たしかにステージでは、照明のせいで、鍵盤に変な日向と日陰ができたら演奏者は弾きづらいかもしれません。でも、もしそうならコンサートピアノなどはもっと多くのモデルがこの機構を備えていそうなものですが、実際はない方が圧倒的に多く、やはりこれも決定的ではないような気がします。

マロニエ君個人は単に見栄えの問題ではないかと思います。
べつに縁が折れ曲がったほうが見栄えがいいとも思いませんが、なんとなく、ただ鍵盤蓋をカパッと開けただけよりは、さらにもう一手間かけて上部を下に向けて折り曲げたほうがいいというふうに、すくなくとも考えられた時代があったのではないかと思うのです。

もちろんこれも単なる想像にすぎませんが。

思い出すのは、ある大手楽器店のピアノ販売イベントに行った折、そこの最高責任者の人が意気揚々と案内してくれて、一台の中古のニューヨークスタインウェイのB型の前でことさら声高らかにこう言い出しました。
「このピアノは、もともとあるピアニストの方が特注されたものです。ほら、ここが折れ曲がるでしょう? これはピアニストの方の要望で、指先が当たらないように特別に作られたもので、スタインウェイでも非常に珍しいピアノなんです!」と、ずいぶん大きな声で言われました。

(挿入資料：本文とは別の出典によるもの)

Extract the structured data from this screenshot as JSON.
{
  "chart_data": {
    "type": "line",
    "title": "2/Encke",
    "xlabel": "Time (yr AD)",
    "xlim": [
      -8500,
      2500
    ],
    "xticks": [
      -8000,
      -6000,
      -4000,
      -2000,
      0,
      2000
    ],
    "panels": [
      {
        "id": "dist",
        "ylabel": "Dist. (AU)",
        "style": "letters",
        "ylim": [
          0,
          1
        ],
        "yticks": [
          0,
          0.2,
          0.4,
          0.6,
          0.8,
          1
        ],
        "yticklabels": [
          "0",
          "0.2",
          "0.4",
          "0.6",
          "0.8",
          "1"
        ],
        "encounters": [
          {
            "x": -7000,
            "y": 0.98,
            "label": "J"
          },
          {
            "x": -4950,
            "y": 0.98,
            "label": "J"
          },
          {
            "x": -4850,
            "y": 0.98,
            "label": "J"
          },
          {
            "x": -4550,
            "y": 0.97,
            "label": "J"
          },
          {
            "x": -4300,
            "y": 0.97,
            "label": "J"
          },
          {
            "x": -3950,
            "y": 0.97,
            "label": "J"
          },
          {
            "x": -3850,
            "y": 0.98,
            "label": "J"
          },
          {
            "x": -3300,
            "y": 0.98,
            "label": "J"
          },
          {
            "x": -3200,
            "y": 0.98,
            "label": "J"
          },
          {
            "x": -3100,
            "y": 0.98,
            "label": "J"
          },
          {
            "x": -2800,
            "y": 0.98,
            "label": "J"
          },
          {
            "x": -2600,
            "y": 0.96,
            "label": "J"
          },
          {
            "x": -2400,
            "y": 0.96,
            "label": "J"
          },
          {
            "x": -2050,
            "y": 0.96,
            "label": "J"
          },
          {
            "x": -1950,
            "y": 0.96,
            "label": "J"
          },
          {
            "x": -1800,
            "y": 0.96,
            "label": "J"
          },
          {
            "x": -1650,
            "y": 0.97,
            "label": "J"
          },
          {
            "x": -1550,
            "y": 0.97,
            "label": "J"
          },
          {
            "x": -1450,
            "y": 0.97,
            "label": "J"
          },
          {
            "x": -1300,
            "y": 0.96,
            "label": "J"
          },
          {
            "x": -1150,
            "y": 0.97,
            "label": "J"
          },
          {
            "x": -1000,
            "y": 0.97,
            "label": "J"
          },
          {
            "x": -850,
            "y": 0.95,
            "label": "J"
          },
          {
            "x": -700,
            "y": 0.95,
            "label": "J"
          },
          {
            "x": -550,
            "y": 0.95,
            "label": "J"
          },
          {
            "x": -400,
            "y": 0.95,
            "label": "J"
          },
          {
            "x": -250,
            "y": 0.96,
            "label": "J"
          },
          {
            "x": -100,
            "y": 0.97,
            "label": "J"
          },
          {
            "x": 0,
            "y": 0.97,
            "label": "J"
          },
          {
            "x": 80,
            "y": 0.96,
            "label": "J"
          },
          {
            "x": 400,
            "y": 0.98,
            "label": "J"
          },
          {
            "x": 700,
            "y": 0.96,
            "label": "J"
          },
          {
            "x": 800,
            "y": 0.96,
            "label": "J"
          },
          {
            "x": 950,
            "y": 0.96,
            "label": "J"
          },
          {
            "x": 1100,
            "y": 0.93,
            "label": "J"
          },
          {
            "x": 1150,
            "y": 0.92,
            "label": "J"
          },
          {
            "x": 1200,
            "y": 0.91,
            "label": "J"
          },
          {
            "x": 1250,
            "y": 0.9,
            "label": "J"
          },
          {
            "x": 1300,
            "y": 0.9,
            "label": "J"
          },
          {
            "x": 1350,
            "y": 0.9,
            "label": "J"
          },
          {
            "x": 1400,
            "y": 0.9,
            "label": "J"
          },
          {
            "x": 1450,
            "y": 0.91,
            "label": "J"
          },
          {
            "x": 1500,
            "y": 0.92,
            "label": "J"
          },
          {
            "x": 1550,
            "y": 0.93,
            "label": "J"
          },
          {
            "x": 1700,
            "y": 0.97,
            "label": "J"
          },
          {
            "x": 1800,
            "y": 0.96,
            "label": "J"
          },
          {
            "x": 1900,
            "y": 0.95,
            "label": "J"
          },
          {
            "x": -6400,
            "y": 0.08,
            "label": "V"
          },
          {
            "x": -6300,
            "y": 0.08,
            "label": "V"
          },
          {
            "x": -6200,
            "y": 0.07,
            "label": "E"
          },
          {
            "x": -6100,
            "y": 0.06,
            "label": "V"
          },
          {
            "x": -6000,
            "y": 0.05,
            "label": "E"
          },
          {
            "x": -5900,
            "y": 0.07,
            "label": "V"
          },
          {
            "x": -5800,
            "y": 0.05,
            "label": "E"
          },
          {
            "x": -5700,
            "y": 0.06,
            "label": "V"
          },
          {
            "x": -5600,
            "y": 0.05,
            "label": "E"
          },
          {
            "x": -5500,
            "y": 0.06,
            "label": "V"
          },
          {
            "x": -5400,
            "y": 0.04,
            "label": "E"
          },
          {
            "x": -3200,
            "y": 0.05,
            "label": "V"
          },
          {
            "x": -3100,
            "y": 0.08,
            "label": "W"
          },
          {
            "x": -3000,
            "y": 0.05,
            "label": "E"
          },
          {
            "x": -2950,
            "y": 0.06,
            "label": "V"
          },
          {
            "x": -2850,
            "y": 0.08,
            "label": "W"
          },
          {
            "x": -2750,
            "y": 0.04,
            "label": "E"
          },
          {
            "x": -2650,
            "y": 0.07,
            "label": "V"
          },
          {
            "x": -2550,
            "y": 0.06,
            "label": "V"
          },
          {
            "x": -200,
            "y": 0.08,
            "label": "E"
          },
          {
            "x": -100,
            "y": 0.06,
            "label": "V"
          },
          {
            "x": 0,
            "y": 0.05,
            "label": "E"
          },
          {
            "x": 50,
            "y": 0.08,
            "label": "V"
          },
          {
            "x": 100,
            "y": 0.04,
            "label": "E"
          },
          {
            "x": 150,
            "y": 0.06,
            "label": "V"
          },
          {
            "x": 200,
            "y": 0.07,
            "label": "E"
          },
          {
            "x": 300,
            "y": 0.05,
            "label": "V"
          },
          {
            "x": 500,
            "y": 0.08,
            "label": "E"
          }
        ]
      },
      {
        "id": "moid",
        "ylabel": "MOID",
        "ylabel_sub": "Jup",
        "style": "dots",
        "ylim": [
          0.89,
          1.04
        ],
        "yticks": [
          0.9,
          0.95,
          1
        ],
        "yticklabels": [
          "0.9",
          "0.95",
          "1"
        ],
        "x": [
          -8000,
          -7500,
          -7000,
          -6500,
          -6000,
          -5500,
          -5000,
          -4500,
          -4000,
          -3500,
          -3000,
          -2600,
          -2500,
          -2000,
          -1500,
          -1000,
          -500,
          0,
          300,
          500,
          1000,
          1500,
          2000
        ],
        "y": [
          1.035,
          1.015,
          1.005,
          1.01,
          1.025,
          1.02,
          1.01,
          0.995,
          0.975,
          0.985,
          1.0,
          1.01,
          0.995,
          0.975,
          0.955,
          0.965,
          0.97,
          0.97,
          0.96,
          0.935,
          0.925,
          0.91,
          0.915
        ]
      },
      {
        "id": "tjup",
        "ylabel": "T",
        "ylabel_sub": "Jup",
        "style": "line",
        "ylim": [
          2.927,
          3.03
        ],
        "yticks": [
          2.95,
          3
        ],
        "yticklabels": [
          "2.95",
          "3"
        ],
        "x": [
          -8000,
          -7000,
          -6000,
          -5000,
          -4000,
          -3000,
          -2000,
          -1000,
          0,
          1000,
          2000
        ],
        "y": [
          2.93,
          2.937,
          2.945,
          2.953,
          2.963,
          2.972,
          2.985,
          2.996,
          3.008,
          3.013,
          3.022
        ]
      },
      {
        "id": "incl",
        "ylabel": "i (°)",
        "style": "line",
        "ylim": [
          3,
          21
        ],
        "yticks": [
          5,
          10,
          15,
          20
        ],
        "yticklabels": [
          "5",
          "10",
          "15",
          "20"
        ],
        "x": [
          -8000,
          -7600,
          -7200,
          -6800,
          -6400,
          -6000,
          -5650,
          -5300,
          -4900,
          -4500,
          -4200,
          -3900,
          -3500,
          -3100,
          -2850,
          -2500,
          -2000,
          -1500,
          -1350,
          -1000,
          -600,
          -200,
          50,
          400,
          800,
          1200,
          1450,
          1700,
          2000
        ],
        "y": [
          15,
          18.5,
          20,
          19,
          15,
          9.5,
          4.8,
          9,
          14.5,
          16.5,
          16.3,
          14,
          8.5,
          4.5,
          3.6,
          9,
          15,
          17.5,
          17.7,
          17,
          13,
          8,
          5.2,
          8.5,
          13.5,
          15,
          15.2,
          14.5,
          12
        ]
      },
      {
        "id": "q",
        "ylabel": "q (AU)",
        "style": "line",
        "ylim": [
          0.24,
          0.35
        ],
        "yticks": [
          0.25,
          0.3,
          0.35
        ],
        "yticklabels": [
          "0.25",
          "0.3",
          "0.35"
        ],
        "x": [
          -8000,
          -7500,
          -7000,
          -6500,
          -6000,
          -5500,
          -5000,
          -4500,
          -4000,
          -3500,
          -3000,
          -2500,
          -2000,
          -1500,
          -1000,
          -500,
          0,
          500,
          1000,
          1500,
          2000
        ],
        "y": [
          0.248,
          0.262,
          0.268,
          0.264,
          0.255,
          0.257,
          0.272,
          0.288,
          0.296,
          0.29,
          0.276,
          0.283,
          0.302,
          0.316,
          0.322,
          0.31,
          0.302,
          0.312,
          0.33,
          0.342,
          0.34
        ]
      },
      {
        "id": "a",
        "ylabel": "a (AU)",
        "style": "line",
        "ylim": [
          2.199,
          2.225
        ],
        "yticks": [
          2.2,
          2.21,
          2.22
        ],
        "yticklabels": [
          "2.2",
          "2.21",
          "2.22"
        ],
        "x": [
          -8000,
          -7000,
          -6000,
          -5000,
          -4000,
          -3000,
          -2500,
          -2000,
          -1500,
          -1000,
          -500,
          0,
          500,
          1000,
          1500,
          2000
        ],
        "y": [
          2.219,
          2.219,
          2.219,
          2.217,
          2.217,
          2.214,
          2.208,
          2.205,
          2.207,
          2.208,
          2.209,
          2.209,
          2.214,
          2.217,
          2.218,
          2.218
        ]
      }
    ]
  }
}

あまりにも自信たっぷりの説明で、しかも周囲には他にも人がちらほらいて、なるほどという感じに聞いておられたので、「ニューヨークスタインウェイでは、これは標準仕様ですよ!」とはさすがに言えませんでしたが、それにしても、こんな大手楽器店のピアノの最高責任者がこんな程度の認識なのかと思うと、非常に複雑な気分になったことは今も忘れられません。
こういう見てきたようなホラが一人歩きして、いつしかまことしやかに流布されていくのだろうと思うと、いわゆる都市伝説とはおおよそこんなものだろうと思いました。